Source and destination IPs aren’t good candidates for labels, so I’d recommend you to parse those at query time with something like pattern filter. You can play around with it here: LogQL Analyzer | Grafana Loki documentation

tshay · December 4, 2023, 9:40pm

I think what I may be looking for then might actually be the parsing at query time with the pattern filter. I just wasnt sure if it could have been done somewhere else (without making them labels necesarily since I want to avoid going against best practice). However, this is great, I’ll have to give this a test and play around with this and the pattern queries. Thank you so much. I’ve been banging my head trying to figure this out for days now and you’ve been a huge help! I had no idea that query analyzer existed either so thats amazing.

tshay · December 5, 2023, 6:33pm

I’m having trouble with the provided config.

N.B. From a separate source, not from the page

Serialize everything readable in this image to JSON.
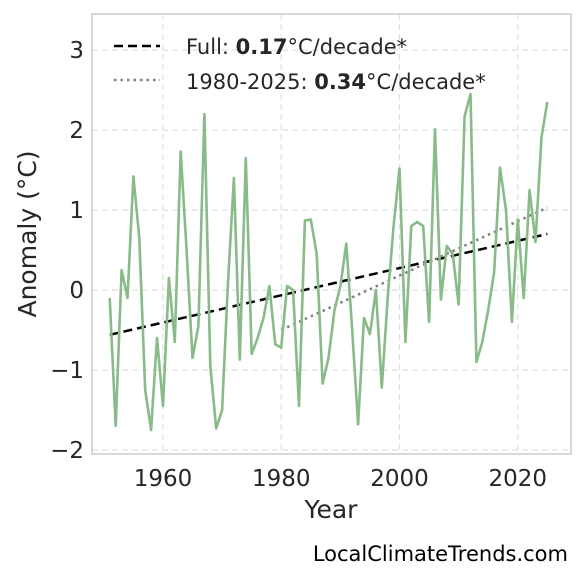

I’ve got it added to the promtail config file, but it appears that nothing has changed in grafana after editing the promtail config and restarting the service. I’m curious if its not picking up the actual message part of the log and is maybe trying to apply the regex expression to the WHOLE log entry (quite possibly my fault since I was thinking only the actual message portion of the log)? I’m not terribly sure as to why, just a guess from my end. I dont see any errors in rsyslog, promtail, or loki.

edit:
I think that might be what is happening. I looked in the syslog logs and there is a timestamp, then the hostname, followed by the application, then process ID, then it gets to the actual log (what was provided above). So the whole log that gets sent to promtail would look like the following:
Dec 5 13:05:31 pfSense.home.arpa filterlog[24343] 113,1000006865,mvneta1,match,pass,out,4,0x0,127,29976,0,none,17,udp,76,10.10.20.3,10.10.10.5,55644,53,56

But what is strange (to me at least) is I’d think the regex filtering would still populate some of those labels with SOMETHING from the full log (could be wrong - I’ve never been good with regex…), but the log lines dont look any different in grafana at all. Continuing to look into this on my end. Is there a way to grab the log message in promtail so that I could apply the regex strictly to that, or would it have to be applied to the FULL log?